Cameron Harder Handel, College of Charleston

When she’s not touring the world with crooner Michael Bolton, trumpeter Cameron Harder Handel ’07 still can’t stop the music.

The multitalented artist’s résumé includes play dates with Will Hoge, Seal, Crowfield and Sol Driven Train as well as a runner-up honor in Beyoncé’s touring band. But the road to such international success has been a long one.

Seventeen years ago, when she was attending high school in Mt. Pleasant, the 14-year-old Handel became the youngest member of the prestigious Honor Band of America, which took her on her first trip to Europe. Surrounded by the best young musicians in the nation, she was inspired to achieve more, more, more.

Still, there were times when she was tempted to give up music and trade it in for her other love: softball. But, with a little prodding from her parents, she stuck with it, eventually landing a scholarship to study classical music in Georgia. Two years into college, she went on tour with the off-Broadway production Blast! and its later iteration, Blast! 2, traveling throughout the U.S., Canada and Japan. At only 20, she was once again the youngest in the show, a rollicking, marching band–style production that made every member feel like a star.

Cameron Harder Handel, College of Charleston

Three dazzling years and several passport stamps later, she was at home on the coast with a new boyfriend by her side (future husband, Jeff Handel, whom she met on the tour).

So, what next? she thought.

Handel knew she wanted to put down roots and be close to family, and it was convenient that the College boasted a top-notch music program.
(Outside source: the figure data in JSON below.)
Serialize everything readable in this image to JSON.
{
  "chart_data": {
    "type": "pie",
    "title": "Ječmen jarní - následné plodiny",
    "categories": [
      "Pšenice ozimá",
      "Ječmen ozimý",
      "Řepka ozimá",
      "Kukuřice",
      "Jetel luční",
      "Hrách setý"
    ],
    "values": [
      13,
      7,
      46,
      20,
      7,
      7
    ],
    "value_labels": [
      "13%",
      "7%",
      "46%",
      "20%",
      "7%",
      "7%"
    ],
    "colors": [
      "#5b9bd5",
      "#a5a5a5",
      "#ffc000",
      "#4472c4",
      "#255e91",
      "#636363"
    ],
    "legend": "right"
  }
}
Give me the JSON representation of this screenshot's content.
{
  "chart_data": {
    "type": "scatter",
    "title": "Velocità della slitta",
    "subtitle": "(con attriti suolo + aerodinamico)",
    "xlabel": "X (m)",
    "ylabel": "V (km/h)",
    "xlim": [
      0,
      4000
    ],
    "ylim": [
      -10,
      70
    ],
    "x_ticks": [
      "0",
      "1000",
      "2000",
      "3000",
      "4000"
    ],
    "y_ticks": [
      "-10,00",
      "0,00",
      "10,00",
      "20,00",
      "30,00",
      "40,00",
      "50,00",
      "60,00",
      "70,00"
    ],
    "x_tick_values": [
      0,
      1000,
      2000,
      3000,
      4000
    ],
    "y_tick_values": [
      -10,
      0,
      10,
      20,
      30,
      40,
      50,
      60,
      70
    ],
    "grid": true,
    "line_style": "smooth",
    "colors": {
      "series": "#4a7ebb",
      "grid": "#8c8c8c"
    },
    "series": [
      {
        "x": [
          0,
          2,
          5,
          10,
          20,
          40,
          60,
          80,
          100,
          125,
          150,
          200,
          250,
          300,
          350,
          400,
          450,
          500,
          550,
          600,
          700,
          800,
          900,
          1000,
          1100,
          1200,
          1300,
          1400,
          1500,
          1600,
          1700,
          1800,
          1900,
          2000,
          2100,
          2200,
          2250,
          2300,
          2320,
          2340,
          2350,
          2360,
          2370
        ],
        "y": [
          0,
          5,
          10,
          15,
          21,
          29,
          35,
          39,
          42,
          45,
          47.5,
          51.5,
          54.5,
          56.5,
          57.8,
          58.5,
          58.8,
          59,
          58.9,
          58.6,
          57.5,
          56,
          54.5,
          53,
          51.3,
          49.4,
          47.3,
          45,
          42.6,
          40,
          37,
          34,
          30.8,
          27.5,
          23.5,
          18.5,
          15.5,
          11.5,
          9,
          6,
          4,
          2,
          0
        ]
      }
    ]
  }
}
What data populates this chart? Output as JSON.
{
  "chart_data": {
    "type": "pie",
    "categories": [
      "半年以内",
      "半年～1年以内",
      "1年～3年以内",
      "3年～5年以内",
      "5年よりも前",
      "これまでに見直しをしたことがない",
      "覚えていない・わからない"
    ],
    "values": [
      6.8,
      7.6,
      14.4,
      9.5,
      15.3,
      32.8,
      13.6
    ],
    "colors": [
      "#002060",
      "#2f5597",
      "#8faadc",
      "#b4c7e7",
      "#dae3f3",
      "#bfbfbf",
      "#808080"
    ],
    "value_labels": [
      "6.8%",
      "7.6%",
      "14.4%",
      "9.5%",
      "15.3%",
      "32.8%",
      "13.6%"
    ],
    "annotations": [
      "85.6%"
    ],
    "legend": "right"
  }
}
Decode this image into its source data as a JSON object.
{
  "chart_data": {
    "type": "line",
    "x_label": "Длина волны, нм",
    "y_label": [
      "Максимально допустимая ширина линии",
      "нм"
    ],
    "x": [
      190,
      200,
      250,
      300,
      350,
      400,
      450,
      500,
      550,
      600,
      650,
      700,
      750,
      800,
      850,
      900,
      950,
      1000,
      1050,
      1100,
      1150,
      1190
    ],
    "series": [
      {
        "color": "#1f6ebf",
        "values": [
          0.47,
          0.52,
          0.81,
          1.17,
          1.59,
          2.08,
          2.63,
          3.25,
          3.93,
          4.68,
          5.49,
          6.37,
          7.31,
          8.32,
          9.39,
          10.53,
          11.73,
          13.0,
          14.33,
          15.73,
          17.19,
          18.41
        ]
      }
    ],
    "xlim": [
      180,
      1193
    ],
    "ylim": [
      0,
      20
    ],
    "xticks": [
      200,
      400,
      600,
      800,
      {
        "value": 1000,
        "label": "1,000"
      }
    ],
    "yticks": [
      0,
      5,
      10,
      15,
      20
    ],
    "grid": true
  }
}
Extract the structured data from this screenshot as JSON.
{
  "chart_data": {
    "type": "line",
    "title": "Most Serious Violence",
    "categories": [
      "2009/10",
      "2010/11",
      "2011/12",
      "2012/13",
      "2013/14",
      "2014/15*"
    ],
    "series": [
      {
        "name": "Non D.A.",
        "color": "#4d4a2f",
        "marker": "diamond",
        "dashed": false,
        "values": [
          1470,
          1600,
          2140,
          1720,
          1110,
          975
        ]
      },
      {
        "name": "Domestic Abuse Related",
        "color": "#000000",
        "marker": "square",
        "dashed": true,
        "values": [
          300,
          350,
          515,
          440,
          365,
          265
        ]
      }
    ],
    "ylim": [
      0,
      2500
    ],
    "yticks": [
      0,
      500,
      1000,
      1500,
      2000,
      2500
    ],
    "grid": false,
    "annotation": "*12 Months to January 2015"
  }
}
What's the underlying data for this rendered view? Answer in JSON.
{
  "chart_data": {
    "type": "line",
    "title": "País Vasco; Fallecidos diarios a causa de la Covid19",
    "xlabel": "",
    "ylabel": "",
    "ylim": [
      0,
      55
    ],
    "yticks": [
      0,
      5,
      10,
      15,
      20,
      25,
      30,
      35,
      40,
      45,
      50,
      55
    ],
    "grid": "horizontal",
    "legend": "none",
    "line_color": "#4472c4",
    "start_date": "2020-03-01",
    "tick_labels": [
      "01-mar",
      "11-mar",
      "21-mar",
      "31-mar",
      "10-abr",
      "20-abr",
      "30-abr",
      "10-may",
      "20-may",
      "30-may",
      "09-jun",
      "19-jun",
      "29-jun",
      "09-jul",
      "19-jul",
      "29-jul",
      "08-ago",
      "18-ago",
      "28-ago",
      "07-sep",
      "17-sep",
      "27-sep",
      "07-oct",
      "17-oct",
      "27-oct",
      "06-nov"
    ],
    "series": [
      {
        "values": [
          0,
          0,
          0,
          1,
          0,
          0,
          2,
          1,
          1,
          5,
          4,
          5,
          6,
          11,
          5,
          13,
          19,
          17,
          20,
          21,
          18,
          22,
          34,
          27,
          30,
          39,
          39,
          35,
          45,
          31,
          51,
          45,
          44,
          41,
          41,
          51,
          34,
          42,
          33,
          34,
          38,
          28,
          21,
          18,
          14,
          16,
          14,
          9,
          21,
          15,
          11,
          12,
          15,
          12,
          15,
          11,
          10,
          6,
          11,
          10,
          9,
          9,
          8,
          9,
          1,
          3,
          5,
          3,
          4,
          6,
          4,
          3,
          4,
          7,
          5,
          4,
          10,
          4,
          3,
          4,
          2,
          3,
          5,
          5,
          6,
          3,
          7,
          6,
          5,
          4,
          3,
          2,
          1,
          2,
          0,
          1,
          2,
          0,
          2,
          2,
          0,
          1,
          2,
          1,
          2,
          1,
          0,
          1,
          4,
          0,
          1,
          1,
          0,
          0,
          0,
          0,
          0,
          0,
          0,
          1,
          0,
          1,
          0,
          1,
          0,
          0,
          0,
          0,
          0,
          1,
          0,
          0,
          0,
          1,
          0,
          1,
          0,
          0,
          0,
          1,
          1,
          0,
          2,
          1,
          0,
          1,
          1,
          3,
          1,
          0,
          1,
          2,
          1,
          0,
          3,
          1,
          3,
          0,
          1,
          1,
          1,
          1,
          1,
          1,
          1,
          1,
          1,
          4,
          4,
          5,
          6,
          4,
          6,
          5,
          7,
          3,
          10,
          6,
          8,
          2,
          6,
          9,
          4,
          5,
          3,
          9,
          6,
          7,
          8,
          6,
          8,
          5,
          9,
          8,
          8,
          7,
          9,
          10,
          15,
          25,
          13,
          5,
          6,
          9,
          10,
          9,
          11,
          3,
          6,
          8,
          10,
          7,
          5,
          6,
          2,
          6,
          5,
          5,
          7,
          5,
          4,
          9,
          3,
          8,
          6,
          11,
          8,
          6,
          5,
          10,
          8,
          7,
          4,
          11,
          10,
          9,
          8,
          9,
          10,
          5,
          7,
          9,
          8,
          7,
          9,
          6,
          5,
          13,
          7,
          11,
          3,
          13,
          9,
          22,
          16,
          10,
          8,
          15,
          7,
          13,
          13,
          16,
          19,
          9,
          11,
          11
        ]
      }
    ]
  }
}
However, it didn’t offer classes for classical trumpeters like Handel.

“I already had two years of music under my belt, and CofC’s programs were more concentrated in jazz for wind instruments. I didn’t know anything about it, but I thought, How hard can it be? Well, it was the most challenging time of my life,” Handel concedes. “Classical and jazz are completely different languages, even though they’re both music. It was like comparing Chinese and Spanish.”

Handel was essentially starting at zero, and the experience was a humbling one. Fortunately, she had a great group of jazz combo professors to guide her way – and, eventually, percussionist Quentin Baxter ’98, pianist Tommy Gill, conductor Charlton Singleton, composer and saxophonist Robert Lewis and acclaimed bassist Frank Duvall helped her realize that, with jazz, it’s more about the ear than the eye.

She stopped reading sheet music. She started listening to performers at local jazz clubs. And she started spinning CDs by the greats – think Clark Terry and Chet Baker – at every spare moment. She trained herself to go from jazz to classical gigs seamlessly: a skill that served her well when she took a job as an on-call sub for Michael Bolton’s trumpeter.

“If the trumpeter couldn’t make the show, I would fly out and do it,” says Handel, now a full-time backer for Bolton’s band – which has become her rock ’n’ roll touchstone.

“They’re seasoned performers, and they always let me jam with them before sound check or pick their brains about all sorts of things,” Handel says, adding that Bolton is very generous, often taking the crew out to dinner on his dollar, so they can hang out, relax and have fun together. “They’re always really nice restaurants. He loves Italian food. It’s always Italian.”

More than anything, Bolton has given her the opportunity to travel the world to countless cities and all six habitable continents.

Still, she can’t help but think that Charleston is No. 1. And so she’s always happy to come home and perform with the Charleston Jazz Orchestra, play local jazz clubs, sub with the Charleston Symphony Orchestra, work weddings and teach a handful of young pupils.

Because, even when she’s not on tour, you just can’t stop her music.